Kost-Mikucki S A, Oblinger M M
Department of Cell Biology and Anatomy, Chicago Medical School, IL 60064.
J Neurosci Res. 1991 Feb;28(2):182-91. doi: 10.1002/jnr.490280205.
We examined changes in the expression of glial fibrillary acidic protein (GFAP) mRNA during Wallerian degeneration in the corticospinal system of the adult Golden hamster following axotomy. GFAP is the product of a type III intermediate filament (IF) gene that is expressed specifically in mature astrocytes. A well-studied component of a complex response termed reactive astrogliosis that occurs after various types of CNS injury is the increased production of astrocytic processes filled with GFAP-containing IFs. While increased expression of GFAP during reactive astrogliosis has been well established at the protein level, little is known about whether or not changes in GFAP mRNA levels occur after CNS injury. In the present study we used in situ hybridization methods to examine this issue. A 35S-labeled mouse GFAP cDNA probe was used for in situ hybridizations of sections of the brain stem obtained 2, 7, and 14 days after unilateral transections of the corticospinal tract in the caudal medulla. Film as well as emulsion autoradiography showed a dramatic increase in GFAP mRNA labeling associated with the degenerating corticospinal tract. GFAP mRNA levels were already dramatically increased in the injured corticospinal tract by 2 days post axotomy and remained elevated at 14 days. Interestingly, in addition to the robust increase in GFAP mRNA levels specifically associated with the degenerating tract, a diffuse increase in GFAP mRNA labeling was observed throughout the grey matter of the brain stem at 2 days post-axotomy, but not after this time. Immunoblotting and immunocytochemical experiments verified that the increased GFAP mRNA levels in the degenerating corticospinal system were accompanied by an increased expression of the protein. These results demonstrate that an increase in GFAP mRNA levels occurs during Wallerian degeneration in the CNS and suggest that increased expression of the GFAP gene is a major contributor to CNS scarring that results after direct traumatic injury.

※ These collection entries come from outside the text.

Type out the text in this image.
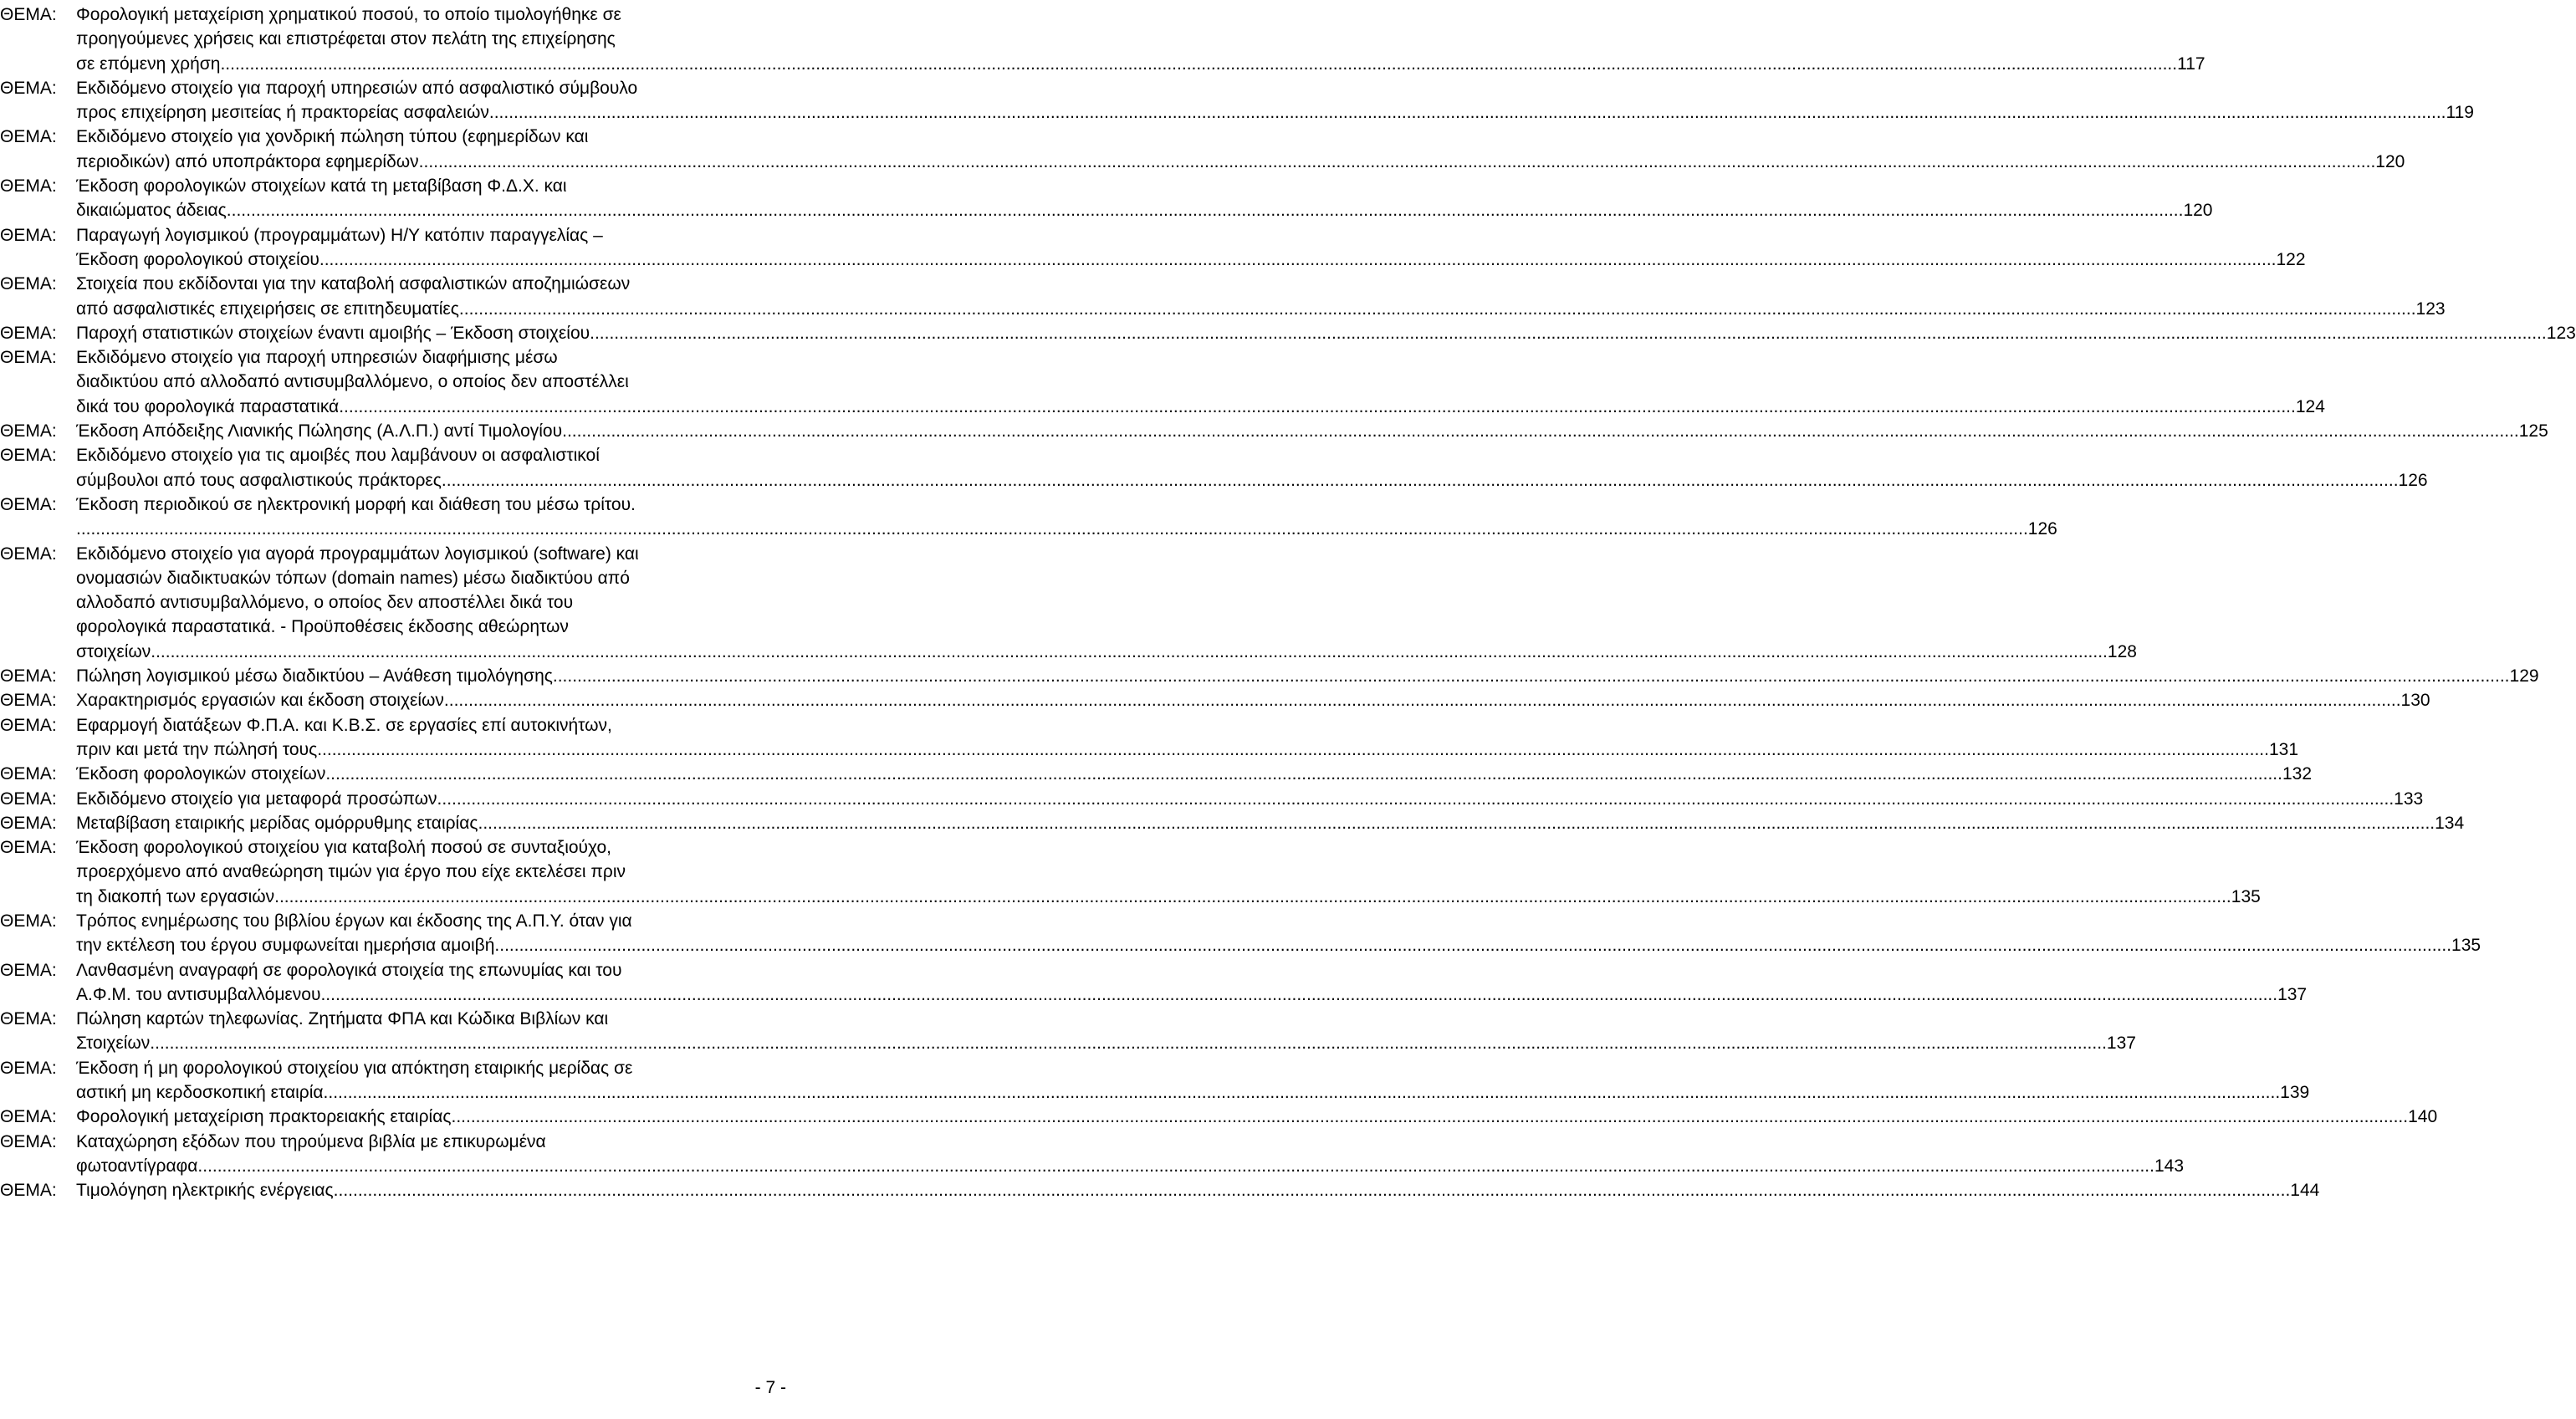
ΘΕΜΑ:	Φορολογική μεταχείριση χρηματικού ποσού, το οποίο τιμολογήθηκε σε
προηγούμενες χρήσεις και επιστρέφεται στον πελάτη της επιχείρησης
σε επόμενη χρήση. ................................................................................................................................................................................................................................................................................................................................................................................................................ 117
ΘΕΜΑ:	Εκδιδόμενο στοιχείο για παροχή υπηρεσιών από ασφαλιστικό σύμβουλο
προς επιχείρηση μεσιτείας ή πρακτορείας ασφαλειών. ................................................................................................................................................................................................................................................................................................................................................................................................................ 119
ΘΕΜΑ:	Εκδιδόμενο στοιχείο για χονδρική πώληση τύπου (εφημερίδων και
περιοδικών) από υποπράκτορα εφημερίδων. ................................................................................................................................................................................................................................................................................................................................................................................................................ 120
ΘΕΜΑ:	Έκδοση φορολογικών στοιχείων κατά τη μεταβίβαση Φ.Δ.Χ. και
δικαιώματος άδειας. ................................................................................................................................................................................................................................................................................................................................................................................................................ 120
ΘΕΜΑ:	Παραγωγή λογισμικού (προγραμμάτων) Η/Υ κατόπιν παραγγελίας –
Έκδοση φορολογικού στοιχείου. ................................................................................................................................................................................................................................................................................................................................................................................................................ 122
ΘΕΜΑ:	Στοιχεία που εκδίδονται για την καταβολή ασφαλιστικών αποζημιώσεων
από ασφαλιστικές επιχειρήσεις σε επιτηδευματίες. ................................................................................................................................................................................................................................................................................................................................................................................................................ 123
ΘΕΜΑ:	Παροχή στατιστικών στοιχείων έναντι αμοιβής – Έκδοση στοιχείου. ................................................................................................................................................................................................................................................................................................................................................................................................................ 123
ΘΕΜΑ:	Εκδιδόμενο στοιχείο για παροχή υπηρεσιών διαφήμισης μέσω
διαδικτύου από αλλοδαπό αντισυμβαλλόμενο, ο οποίος δεν αποστέλλει
δικά του φορολογικά παραστατικά. ................................................................................................................................................................................................................................................................................................................................................................................................................ 124
ΘΕΜΑ:	Έκδοση Απόδειξης Λιανικής Πώλησης (Α.Λ.Π.) αντί Τιμολογίου. ................................................................................................................................................................................................................................................................................................................................................................................................................ 125
ΘΕΜΑ:	Εκδιδόμενο στοιχείο για τις αμοιβές που λαμβάνουν οι ασφαλιστικοί
σύμβουλοι από τους ασφαλιστικούς πράκτορες. ................................................................................................................................................................................................................................................................................................................................................................................................................ 126
ΘΕΜΑ:	Έκδοση περιοδικού σε ηλεκτρονική μορφή και διάθεση του μέσω τρίτου.
................................................................................................................................................................................................................................................................................................................................................................................................................ 126
ΘΕΜΑ:	Εκδιδόμενο στοιχείο για αγορά προγραμμάτων λογισμικού (software) και
ονομασιών διαδικτυακών τόπων (domain names) μέσω διαδικτύου από
αλλοδαπό αντισυμβαλλόμενο, ο οποίος δεν αποστέλλει δικά του
φορολογικά παραστατικά. - Προϋποθέσεις έκδοσης αθεώρητων
στοιχείων. ................................................................................................................................................................................................................................................................................................................................................................................................................ 128
ΘΕΜΑ:	Πώληση λογισμικού μέσω διαδικτύου – Ανάθεση τιμολόγησης. ................................................................................................................................................................................................................................................................................................................................................................................................................ 129
ΘΕΜΑ:	Χαρακτηρισμός εργασιών και έκδοση στοιχείων. ................................................................................................................................................................................................................................................................................................................................................................................................................ 130
ΘΕΜΑ:	Εφαρμογή διατάξεων Φ.Π.Α. και Κ.Β.Σ. σε εργασίες επί αυτοκινήτων,
πριν και μετά την πώλησή τους ................................................................................................................................................................................................................................................................................................................................................................................................................ 131
ΘΕΜΑ:	Έκδοση φορολογικών στοιχείων. ................................................................................................................................................................................................................................................................................................................................................................................................................ 132
ΘΕΜΑ:	Εκδιδόμενο στοιχείο για μεταφορά προσώπων. ................................................................................................................................................................................................................................................................................................................................................................................................................ 133
ΘΕΜΑ:	Μεταβίβαση εταιρικής μερίδας ομόρρυθμης εταιρίας. ................................................................................................................................................................................................................................................................................................................................................................................................................ 134
ΘΕΜΑ:	Έκδοση φορολογικού στοιχείου για καταβολή ποσού σε συνταξιούχο,
προερχόμενο από αναθεώρηση τιμών για έργο που είχε εκτελέσει πριν
τη διακοπή των εργασιών. ................................................................................................................................................................................................................................................................................................................................................................................................................ 135
ΘΕΜΑ:	Τρόπος ενημέρωσης του βιβλίου έργων και έκδοσης της Α.Π.Υ. όταν για
την εκτέλεση του έργου συμφωνείται ημερήσια αμοιβή. ................................................................................................................................................................................................................................................................................................................................................................................................................ 135
ΘΕΜΑ:	Λανθασμένη αναγραφή σε φορολογικά στοιχεία της επωνυμίας και του
Α.Φ.Μ. του αντισυμβαλλόμενου. ................................................................................................................................................................................................................................................................................................................................................................................................................ 137
ΘΕΜΑ:	Πώληση καρτών τηλεφωνίας. Ζητήματα ΦΠΑ και Κώδικα Βιβλίων και
Στοιχείων. ................................................................................................................................................................................................................................................................................................................................................................................................................ 137
ΘΕΜΑ:	Έκδοση ή μη φορολογικού στοιχείου για απόκτηση εταιρικής μερίδας σε
αστική μη κερδοσκοπική εταιρία. ................................................................................................................................................................................................................................................................................................................................................................................................................ 139
ΘΕΜΑ:	Φορολογική μεταχείριση πρακτορειακής εταιρίας. ................................................................................................................................................................................................................................................................................................................................................................................................................ 140
ΘΕΜΑ:	Καταχώρηση εξόδων που τηρούμενα βιβλία με επικυρωμένα
φωτοαντίγραφα. ................................................................................................................................................................................................................................................................................................................................................................................................................ 143
ΘΕΜΑ:	Τιμολόγηση ηλεκτρικής ενέργειας. ................................................................................................................................................................................................................................................................................................................................................................................................................ 144
- 7 -
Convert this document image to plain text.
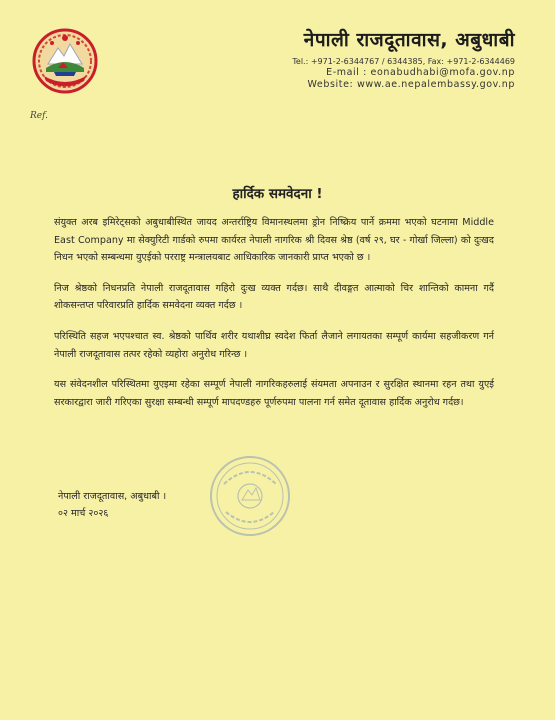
नेपाली राजदूतावास, अबुधाबी
Tel.: +971-2-6344767 / 6344385, Fax: +971-2-6344469
E-mail : eonabudhabi@mofa.gov.np
Website: www.ae.nepalembassy.gov.np
Ref.
हार्दिक समवेदना !

संयुक्त अरब इमिरेट्सको अबुधाबीस्थित जायद अन्तर्राष्ट्रिय विमानस्थलमा ड्रोन निष्क्रिय पार्ने क्रममा भएको घटनामा Middle East Company मा सेक्युरिटी गार्डको रुपमा कार्यरत नेपाली नागरिक श्री दिवस श्रेष्ठ (वर्ष २९, घर - गोर्खा जिल्ला) को दुःखद निधन भएको सम्बन्धमा युएईको परराष्ट्र मन्त्रालयबाट आधिकारिक जानकारी प्राप्त भएको छ ।

निज श्रेष्ठको निधनप्रति नेपाली राजदूतावास गहिरो दुःख व्यक्त गर्दछ। साथै दीवङ्गत आत्माको चिर शान्तिको कामना गर्दै शोकसन्तप्त परिवारप्रति हार्दिक समवेदना व्यक्त गर्दछ ।

परिस्थिति सहज भएपश्चात स्व. श्रेष्ठको पार्थिव शरीर यथाशीघ्र स्वदेश फिर्ता लैजाने लगायतका सम्पूर्ण कार्यमा सहजीकरण गर्न नेपाली राजदूतावास तत्पर रहेको व्यहोरा अनुरोध गरिन्छ ।

यस संवेदनशील परिस्थितमा युएइमा रहेका सम्पूर्ण नेपाली नागरिकहरुलाई संयमता अपनाउन र सुरक्षित स्थानमा रहन तथा युएई सरकारद्वारा जारी गरिएका सुरक्षा सम्बन्धी सम्पूर्ण मापदण्डहरु पूर्णरुपमा पालना गर्न समेत दूतावास हार्दिक अनुरोध गर्दछ।

नेपाली राजदूतावास, अबुधाबी ।
०२ मार्च २०२६
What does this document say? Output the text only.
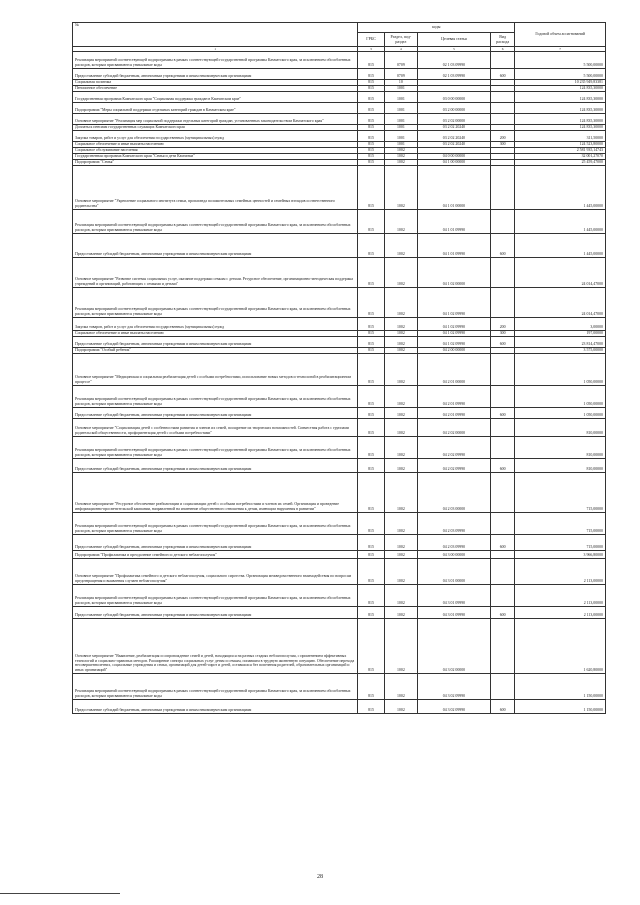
№	коды				Годовой объем ассигнований
	ГРБС	Раздел, под- раздел	Целевая статья	Вид расхода	
1	3	4	5	6	7
Реализация мероприятий соответствующей подпрограммы в рамках соответствующей государственной программы Камчатского края, за исключением обособленных расходов, которым присваиваются уникальные коды	815	0709	02 1 03 09990		5 500,00000
Предоставление субсидий бюджетным, автономным учреждениям и иным некоммерческим организациям	815	0709	02 1 03 09990	600	5 500,00000
Социальная политика	815	10			10 235 949,83381
Пенсионное обеспечение	815	1001			124 835,30000
Государственная программа Камчатского края "Социальная поддержка граждан в Камчатском крае"	815	1001	03 0 00 00000		124 835,30000
Подпрограмма "Меры социальной поддержки отдельных категорий граждан в Камчатском крае"	815	1001	03 2 00 00000		124 835,30000
Основное мероприятие "Реализация мер социальной поддержки отдельных категорий граждан, установленных законодательством Камчатского края"	815	1001	03 2 02 00000		124 835,30000
Доплаты к пенсиям государственных служащих Камчатского края	815	1001	03 2 02 20240		124 835,30000
Закупка товаров, работ и услуг для обеспечения государственных (муниципальных) нужд	815	1001	03 2 02 20240	200	311,50000
Социальное обеспечение и иные выплаты населению	815	1001	03 2 02 20240	300	124 523,80000
Социальное обслуживание населения	815	1002			2 581 935,14743
Государственная программа Камчатского края "Семья и дети Камчатки"	815	1002	04 0 00 00000		32 001,27070
Подпрограмма "Семья"	815	1002	04 1 00 00000		25 459,47000
Основное мероприятие "Укрепление социального института семьи, пропаганда положительных семейных ценностей и семейных взглядов и ответственного родительства"	815	1002	04 1 01 00000		1 445,00000
Реализация мероприятий соответствующей подпрограммы в рамках соответствующей государственной программы Камчатского края, за исключением обособленных расходов, которым присваиваются уникальные коды	815	1002	04 1 01 09990		1 445,00000
Предоставление субсидий бюджетным, автономным учреждениям и иным некоммерческим организациям	815	1002	04 1 01 09990	600	1 445,00000
Основное мероприятие "Развитие системы социальных услуг, оказание поддержки семьям с детьми. Ресурсное обеспечение, организационно-методическая поддержка учреждений и организаций, работающих с семьями и детьми"	815	1002	04 1 02 00000		24 014,47000
Реализация мероприятий соответствующей подпрограммы в рамках соответствующей государственной программы Камчатского края, за исключением обособленных расходов, которым присваиваются уникальные коды	815	1002	04 1 02 09990		24 014,47000
Закупка товаров, работ и услуг для обеспечения государственных (муниципальных) нужд	815	1002	04 1 02 09990	200	3,00000
Социальное обеспечение и иные выплаты населению	815	1002	04 1 02 09990	300	197,00000
Предоставление субсидий бюджетным, автономным учреждениям и иным некоммерческим организациям	815	1002	04 1 02 09990	600	23 814,47000
Подпрограмма "Особый ребенок"	815	1002	04 2 00 00000		3 575,00000
Основное мероприятие "Медицинская и социальная реабилитация детей с особыми потребностями, использование новых методов и технологий в реабилитационном процессе"	815	1002	04 2 01 00000		1 050,00000
Реализация мероприятий соответствующей подпрограммы в рамках соответствующей государственной программы Камчатского края, за исключением обособленных расходов, которым присваиваются уникальные коды	815	1002	04 2 01 09990		1 050,00000
Предоставление субсидий бюджетным, автономным учреждениям и иным некоммерческим организациям	815	1002	04 2 01 09990	600	1 050,00000
Основное мероприятие "Социализация детей с особенностями развития и членов их семей, поощрение их творческих возможностей. Совместная работа с группами родительской общественности, профориентация детей с особыми потребностями"	815	1002	04 2 02 00000		810,00000
Реализация мероприятий соответствующей подпрограммы в рамках соответствующей государственной программы Камчатского края, за исключением обособленных расходов, которым присваиваются уникальные коды	815	1002	04 2 02 09990		810,00000
Предоставление субсидий бюджетным, автономным учреждениям и иным некоммерческим организациям	815	1002	04 2 02 09990	600	810,00000
Основное мероприятие "Ресурсное обеспечение реабилитации и социализации детей с особыми потребностями и членов их семей. Организация и проведение информационно-просветительской кампании, направленной на изменение общественного отношения к детям, имеющим нарушения в развитии"	815	1002	04 2 03 00000		715,00000
Реализация мероприятий соответствующей подпрограммы в рамках соответствующей государственной программы Камчатского края, за исключением обособленных расходов, которым присваиваются уникальные коды	815	1002	04 2 03 09990		715,00000
Предоставление субсидий бюджетным, автономным учреждениям и иным некоммерческим организациям	815	1002	04 2 03 09990	600	715,00000
Подпрограмма "Профилактика и преодоление семейного и детского неблагополучия"	815	1002	04 3 00 00000		3 966,80000
Основное мероприятие "Профилактика семейного и детского неблагополучия, социального сиротства. Организация межведомственного взаимодействия по вопросам предотвращения и выявления случаев неблагополучия"	815	1002	04 3 01 00000		2 113,00000
Реализация мероприятий соответствующей подпрограммы в рамках соответствующей государственной программы Камчатского края, за исключением обособленных расходов, которым присваиваются уникальные коды	815	1002	04 3 01 09990		2 113,00000
Предоставление субсидий бюджетным, автономным учреждениям и иным некоммерческим организациям	815	1002	04 3 01 09990	600	2 113,00000
Основное мероприятие "Выявление, реабилитация и сопровождение семей и детей, находящихся на разных стадиях неблагополучия, с применением эффективных технологий и социально-правовых методов. Расширение спектра социальных услуг детям и семьям, попавшим в трудную жизненную ситуацию. Обеспечение перехода несовершеннолетних, социальные учреждения и семьи, организаций для детей-сирот и детей, оставшихся без попечения родителей, образовательных организаций и иных организаций"	815	1002	04 3 02 00000		1 620,80000
Реализация мероприятий соответствующей подпрограммы в рамках соответствующей государственной программы Камчатского края, за исключением обособленных расходов, которым присваиваются уникальные коды	815	1002	04 3 02 09990		1 150,00000
Предоставление субсидий бюджетным, автономным учреждениям и иным некоммерческим организациям	815	1002	04 3 02 09990	600	1 150,00000
28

我们研究了成年金黄地鼠皮质脊髓系统在轴突切断后沃勒变性过程中胶质纤维酸性蛋白(GFAP)mRNA表达的变化。GFAP是III型中间丝(IF)基因的产物,在成熟星形胶质细胞中特异性表达。反应性星形胶质化是在各种类型的中枢神经系统损伤后发生的一种复杂反应,其一个经过充分研究的组成部分是充满含GFAP的IF的星形胶质细胞突起的产生增加。虽然在反应性星形胶质化过程中GFAP表达的增加在蛋白质水平上已得到充分证实,但对于中枢神经系统损伤后GFAP mRNA水平是否发生变化却知之甚少。在本研究中,我们使用原位杂交方法来研究这个问题。一个35S标记的小鼠GFAP cDNA探针用于对在延髓尾部单侧切断皮质脊髓束后2天、7天和14天获得的脑干切片进行原位杂交。胶片以及乳胶放射自显影显示,与变性的皮质脊髓束相关的GFAP mRNA标记显著增加。轴突切断后2天,损伤的皮质脊髓束中的GFAP mRNA水平就已显著增加,并在14天时仍保持升高。有趣的是,除了与变性束特异性相关的GFAP mRNA水平的强劲增加外,在轴突切断后2天,在整个脑干灰质中观察到GFAP mRNA标记的弥漫性增加,但在此之后则没有。免疫印迹和免疫细胞化学实验证实,变性的皮质脊髓系统中GFAP mRNA水平的增加伴随着该蛋白表达的增加。这些结果表明,在中枢神经系统的沃勒变性过程中GFAP mRNA水平会升高,并表明GFAP基因表达的增加是直接创伤性损伤后中枢神经系统瘢痕形成的主要原因。